Selain aspek hukum dan perlindungan, diskusi juga menyinggung tentang keterbatasan kapasitas fiskal pemerintah daerah. Dalam hal ini, Kristo menilai pentingnya pertimbangan realistis dalam menyusun skema perlindungan. Ia mengingatkan bahwa apabila kejadian luar biasa menyebabkan gagal panen dalam skala luas, kemampuan fiskal daerah bisa menjadi kendala besar.

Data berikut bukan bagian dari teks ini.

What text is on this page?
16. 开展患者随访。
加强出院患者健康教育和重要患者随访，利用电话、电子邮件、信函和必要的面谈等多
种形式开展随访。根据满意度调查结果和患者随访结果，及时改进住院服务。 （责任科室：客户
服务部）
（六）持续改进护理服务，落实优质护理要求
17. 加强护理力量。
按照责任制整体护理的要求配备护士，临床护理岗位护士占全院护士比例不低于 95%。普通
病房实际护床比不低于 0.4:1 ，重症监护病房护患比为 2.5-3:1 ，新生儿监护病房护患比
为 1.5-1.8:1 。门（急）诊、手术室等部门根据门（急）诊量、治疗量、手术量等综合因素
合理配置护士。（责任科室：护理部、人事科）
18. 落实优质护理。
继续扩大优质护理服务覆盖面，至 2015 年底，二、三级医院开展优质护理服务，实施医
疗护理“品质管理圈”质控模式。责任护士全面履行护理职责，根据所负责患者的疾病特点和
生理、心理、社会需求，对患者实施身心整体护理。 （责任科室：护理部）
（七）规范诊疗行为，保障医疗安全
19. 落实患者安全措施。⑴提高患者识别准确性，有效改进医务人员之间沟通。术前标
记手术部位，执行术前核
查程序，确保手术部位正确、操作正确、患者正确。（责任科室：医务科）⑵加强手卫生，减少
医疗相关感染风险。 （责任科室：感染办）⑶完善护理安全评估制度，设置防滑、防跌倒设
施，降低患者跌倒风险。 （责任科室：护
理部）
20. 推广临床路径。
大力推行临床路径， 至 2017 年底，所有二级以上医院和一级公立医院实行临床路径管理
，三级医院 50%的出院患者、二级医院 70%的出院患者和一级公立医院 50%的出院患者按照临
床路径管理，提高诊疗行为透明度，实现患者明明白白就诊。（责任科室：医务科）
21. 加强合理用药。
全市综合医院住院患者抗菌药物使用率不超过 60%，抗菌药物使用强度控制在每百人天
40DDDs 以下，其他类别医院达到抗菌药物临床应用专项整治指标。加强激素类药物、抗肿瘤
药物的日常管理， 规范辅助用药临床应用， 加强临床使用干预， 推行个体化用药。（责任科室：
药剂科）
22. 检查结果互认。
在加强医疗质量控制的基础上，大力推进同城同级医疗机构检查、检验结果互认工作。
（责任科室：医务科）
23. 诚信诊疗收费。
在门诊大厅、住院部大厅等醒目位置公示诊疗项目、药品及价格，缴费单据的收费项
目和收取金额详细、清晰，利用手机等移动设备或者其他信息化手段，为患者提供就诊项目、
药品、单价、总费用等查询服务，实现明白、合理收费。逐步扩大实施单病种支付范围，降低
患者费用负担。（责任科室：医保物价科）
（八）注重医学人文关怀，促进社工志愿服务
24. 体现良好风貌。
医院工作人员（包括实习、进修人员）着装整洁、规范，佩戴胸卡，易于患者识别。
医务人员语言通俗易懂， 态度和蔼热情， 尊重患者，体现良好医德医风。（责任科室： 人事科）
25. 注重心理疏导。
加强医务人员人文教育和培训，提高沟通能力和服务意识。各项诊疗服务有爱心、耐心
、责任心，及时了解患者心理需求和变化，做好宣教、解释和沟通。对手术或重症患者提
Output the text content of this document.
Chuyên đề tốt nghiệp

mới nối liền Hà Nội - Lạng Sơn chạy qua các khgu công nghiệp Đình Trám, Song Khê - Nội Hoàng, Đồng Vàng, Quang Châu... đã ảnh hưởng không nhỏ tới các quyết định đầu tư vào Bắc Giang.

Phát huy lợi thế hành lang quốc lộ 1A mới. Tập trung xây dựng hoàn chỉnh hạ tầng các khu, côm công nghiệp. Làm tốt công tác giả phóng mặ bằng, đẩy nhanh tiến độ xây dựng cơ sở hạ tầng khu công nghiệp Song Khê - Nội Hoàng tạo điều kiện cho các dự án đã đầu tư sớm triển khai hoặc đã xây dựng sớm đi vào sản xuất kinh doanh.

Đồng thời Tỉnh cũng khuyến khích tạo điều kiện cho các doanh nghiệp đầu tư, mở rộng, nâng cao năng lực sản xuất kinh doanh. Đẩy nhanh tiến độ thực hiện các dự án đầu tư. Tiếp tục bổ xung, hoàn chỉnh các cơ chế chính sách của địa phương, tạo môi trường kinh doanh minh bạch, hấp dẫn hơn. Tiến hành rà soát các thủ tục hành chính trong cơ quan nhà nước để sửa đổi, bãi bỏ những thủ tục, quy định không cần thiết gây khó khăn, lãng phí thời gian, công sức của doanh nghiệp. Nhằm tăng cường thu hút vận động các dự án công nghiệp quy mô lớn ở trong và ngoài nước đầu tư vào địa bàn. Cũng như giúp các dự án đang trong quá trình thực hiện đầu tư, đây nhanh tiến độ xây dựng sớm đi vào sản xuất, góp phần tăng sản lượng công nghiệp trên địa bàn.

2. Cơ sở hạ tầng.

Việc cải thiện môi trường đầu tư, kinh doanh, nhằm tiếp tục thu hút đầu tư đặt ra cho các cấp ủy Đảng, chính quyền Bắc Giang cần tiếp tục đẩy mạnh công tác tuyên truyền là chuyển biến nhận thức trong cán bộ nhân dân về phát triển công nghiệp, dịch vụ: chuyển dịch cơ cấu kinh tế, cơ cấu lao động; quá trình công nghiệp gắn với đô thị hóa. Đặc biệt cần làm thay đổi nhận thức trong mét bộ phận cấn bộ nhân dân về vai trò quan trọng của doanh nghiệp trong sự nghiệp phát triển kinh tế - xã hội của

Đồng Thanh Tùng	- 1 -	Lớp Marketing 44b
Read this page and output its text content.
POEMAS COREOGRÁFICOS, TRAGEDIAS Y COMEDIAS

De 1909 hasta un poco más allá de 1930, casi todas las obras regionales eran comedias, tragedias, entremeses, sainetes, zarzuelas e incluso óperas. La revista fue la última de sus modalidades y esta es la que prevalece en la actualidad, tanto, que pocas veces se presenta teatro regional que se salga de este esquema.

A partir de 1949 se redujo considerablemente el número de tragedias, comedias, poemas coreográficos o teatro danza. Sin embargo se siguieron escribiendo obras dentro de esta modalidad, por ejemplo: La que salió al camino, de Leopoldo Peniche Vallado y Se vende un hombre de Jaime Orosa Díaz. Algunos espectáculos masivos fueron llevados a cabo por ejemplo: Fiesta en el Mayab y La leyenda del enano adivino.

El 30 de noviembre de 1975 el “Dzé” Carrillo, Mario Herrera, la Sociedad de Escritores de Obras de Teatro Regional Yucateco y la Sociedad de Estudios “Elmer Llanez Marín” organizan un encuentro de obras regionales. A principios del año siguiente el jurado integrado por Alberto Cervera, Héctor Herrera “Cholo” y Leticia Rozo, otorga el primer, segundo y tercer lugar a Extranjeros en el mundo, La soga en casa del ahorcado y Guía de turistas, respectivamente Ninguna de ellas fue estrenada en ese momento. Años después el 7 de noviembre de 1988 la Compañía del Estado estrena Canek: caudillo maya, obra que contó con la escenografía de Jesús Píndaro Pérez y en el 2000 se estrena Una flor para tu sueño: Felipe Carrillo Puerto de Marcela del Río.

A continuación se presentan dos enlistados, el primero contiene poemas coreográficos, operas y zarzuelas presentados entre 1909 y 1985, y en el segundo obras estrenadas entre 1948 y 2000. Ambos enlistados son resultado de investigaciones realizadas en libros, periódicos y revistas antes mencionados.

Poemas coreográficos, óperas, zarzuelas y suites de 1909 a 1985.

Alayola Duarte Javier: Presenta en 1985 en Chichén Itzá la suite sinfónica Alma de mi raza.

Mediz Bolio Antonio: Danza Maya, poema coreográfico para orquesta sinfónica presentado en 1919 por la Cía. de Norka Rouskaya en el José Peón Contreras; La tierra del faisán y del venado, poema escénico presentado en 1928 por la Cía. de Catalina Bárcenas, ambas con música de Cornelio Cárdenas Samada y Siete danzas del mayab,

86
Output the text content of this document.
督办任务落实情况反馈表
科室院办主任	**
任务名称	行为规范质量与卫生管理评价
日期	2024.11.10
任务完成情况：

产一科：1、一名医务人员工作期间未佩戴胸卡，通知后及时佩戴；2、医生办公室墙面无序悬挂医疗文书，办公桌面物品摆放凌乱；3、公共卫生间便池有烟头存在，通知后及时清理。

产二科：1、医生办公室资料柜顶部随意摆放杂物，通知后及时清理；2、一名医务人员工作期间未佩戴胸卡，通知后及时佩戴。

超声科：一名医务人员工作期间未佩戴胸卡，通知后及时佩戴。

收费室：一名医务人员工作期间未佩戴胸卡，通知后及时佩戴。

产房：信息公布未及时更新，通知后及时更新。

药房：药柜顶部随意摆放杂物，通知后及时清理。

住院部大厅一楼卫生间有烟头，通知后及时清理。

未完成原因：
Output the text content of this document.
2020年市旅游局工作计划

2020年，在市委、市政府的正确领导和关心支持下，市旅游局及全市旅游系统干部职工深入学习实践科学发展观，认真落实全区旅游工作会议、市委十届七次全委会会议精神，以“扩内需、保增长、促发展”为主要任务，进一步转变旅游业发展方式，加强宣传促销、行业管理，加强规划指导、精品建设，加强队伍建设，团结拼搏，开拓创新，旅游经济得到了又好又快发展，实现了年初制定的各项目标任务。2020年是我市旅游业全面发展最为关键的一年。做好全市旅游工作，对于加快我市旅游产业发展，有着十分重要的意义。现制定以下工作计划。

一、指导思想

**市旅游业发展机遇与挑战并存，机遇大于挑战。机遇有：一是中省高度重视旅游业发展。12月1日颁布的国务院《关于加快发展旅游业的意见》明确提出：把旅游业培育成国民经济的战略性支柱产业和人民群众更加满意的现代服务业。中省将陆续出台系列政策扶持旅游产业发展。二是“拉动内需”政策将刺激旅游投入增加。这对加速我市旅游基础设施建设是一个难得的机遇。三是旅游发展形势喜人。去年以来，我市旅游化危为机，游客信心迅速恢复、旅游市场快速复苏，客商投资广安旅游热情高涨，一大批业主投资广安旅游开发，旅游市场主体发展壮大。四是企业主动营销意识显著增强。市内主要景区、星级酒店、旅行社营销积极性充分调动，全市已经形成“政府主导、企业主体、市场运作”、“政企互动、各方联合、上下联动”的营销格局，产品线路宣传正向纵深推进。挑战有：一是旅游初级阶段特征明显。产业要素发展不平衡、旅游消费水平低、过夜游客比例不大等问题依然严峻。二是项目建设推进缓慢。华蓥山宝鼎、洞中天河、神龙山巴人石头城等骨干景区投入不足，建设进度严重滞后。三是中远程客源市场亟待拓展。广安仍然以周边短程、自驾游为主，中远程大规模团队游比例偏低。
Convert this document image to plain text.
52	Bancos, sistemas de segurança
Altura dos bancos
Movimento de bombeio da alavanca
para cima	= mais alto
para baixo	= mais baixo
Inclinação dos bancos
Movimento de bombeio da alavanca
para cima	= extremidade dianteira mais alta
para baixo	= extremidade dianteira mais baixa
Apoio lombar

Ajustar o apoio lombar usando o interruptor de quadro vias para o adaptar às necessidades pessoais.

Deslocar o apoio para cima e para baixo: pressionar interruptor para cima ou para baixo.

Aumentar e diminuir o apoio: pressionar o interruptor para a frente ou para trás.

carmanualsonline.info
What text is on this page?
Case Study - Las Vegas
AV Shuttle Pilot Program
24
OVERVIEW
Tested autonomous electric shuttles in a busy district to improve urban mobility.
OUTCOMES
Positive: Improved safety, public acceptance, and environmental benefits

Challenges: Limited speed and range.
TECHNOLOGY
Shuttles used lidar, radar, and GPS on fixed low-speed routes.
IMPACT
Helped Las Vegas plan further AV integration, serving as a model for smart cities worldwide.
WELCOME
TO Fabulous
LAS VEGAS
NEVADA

“Kalau ratusan hektar gagal panen karena kejadian luar biasa dan itu semua harus ditanggung pemerintah, saya pikir kemampuan daerah juga terbatas. Jadi lebih baik diarahkan ke mekanisme asuransi yang sudah berjalan,” jelasnya.

Pernyataan tersebut menggambarkan urgensi untuk memperkuat skema asuransi pertanian yang sudah ada saat ini. Selain sebagai instrumen mitigasi risiko, asuransi juga bisa menjadi solusi jangka panjang dalam mengurangi beban fiskal daerah saat terjadi bencana yang memengaruhi sektor pertanian.

Pada akhir rapat, semua pihak yang hadir sepakat bahwa penjelasan dalam pasal harus diperjelas kembali, agar tidak terjadi tumpang tindih kewenangan atau penafsiran di lapangan. Pemerintah daerah tetap didorong untuk hadir memberikan perlindungan bagi petani, misalnya melalui mekanisme subsidi atau bantuan tambahan yang tetap disesuaikan dengan kemampuan anggaran daerah.

Raperda ini diharapkan menjadi pijakan hukum yang tidak hanya melindungi petani dari risiko pertanian, tetapi juga memperkuat posisi mereka dalam menghadapi berbagai tantangan sektor pangan di masa depan. Fokus pada kejelasan skema asuransi dan ganti rugi merupakan bentuk konkret keberpihakan terhadap petani dalam pembangunan daerah.